July 2009


I have long contended that many of the difficulties we have of accommodating experience appropriately within our account of the world stem from difficulties associated with the use of personal pronouns. The use of words such as “I” and”we” and “you” is fraught with metaphysical dangers. C. O. Evans, in “The Subject of Consciousness” is good on this point (see The Experiential Self, p. 174ff). For example, he distinguishes between what he calls a “self-approach” and a “persons-approach”. The latter comes with all sorts of baggage and expectations about continuity through time.

“At the level of ordinary langauge, statements about unprojected consciousness if understood as statements about persons become paradoxical. The reason for this quite clearly has to do with the fact that the conceptual scheme we use presupposes that we are talking about persons, as distinct from subjects of states of consciousness – where it is characteristic of our talk about persons that we are concerned with questions of identification.”

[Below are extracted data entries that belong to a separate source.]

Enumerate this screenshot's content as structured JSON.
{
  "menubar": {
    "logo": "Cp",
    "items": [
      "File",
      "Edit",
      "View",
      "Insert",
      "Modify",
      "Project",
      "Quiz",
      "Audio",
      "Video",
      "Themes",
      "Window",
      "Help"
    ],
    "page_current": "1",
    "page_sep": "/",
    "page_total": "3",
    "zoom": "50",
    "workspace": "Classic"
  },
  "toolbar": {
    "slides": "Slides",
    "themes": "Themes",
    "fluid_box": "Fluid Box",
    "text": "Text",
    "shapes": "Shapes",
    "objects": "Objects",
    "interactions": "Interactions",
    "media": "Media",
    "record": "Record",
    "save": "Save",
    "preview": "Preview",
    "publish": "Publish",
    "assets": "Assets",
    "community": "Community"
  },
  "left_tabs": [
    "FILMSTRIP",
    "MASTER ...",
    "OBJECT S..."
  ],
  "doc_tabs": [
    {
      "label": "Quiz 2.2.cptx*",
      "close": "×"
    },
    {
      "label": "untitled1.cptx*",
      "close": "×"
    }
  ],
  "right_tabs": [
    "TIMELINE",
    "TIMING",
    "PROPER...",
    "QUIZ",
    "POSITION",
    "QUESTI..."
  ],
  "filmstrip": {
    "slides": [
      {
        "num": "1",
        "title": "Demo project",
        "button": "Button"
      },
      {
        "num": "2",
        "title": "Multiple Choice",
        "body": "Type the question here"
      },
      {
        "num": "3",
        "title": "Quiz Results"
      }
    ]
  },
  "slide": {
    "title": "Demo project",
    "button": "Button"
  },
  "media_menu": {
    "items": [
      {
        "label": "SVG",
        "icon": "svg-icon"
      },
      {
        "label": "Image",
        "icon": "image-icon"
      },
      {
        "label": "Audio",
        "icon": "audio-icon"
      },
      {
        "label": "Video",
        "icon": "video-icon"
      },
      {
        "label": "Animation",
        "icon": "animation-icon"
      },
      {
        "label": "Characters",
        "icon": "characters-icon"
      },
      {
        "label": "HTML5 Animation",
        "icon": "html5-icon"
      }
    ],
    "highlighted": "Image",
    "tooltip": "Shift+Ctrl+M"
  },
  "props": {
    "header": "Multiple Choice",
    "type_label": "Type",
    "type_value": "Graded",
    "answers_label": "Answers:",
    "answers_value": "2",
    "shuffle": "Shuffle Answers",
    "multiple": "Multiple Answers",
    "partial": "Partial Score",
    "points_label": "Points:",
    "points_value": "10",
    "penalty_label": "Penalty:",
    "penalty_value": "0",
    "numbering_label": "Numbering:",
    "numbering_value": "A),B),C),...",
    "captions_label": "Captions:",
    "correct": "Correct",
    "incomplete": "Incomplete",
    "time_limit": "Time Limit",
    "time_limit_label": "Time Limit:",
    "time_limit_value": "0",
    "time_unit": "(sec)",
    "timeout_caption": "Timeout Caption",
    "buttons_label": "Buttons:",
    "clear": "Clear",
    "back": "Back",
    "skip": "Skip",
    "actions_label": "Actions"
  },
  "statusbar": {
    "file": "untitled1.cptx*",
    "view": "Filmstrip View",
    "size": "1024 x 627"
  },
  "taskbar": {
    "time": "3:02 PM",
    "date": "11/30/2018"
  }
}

Watching an instrument of the missionaries. It’s a badly acted religious pantomime, with voice over in Kilega. Very few people speak Kilega, but it is about 40,000 or so, I believe (depending on what you count as part of the language). But the written material you find is all from the jesus-sellers. Now I tend to see this as a pernicious effect of proselytizers on language, but you could also reverse the agency, and see that religious channels are how languages spread. (I helped out in compiling the first Kilega dictionary once, and it had nothing to do with religion. But soul-mongers and linguists often find themselves in similar territory).

…As so much of what we think of as ineffable and private is actually public and lawful, we should learn to recognize that of which we can speak. We can speak only of our collective nature. We can not speak of the individual.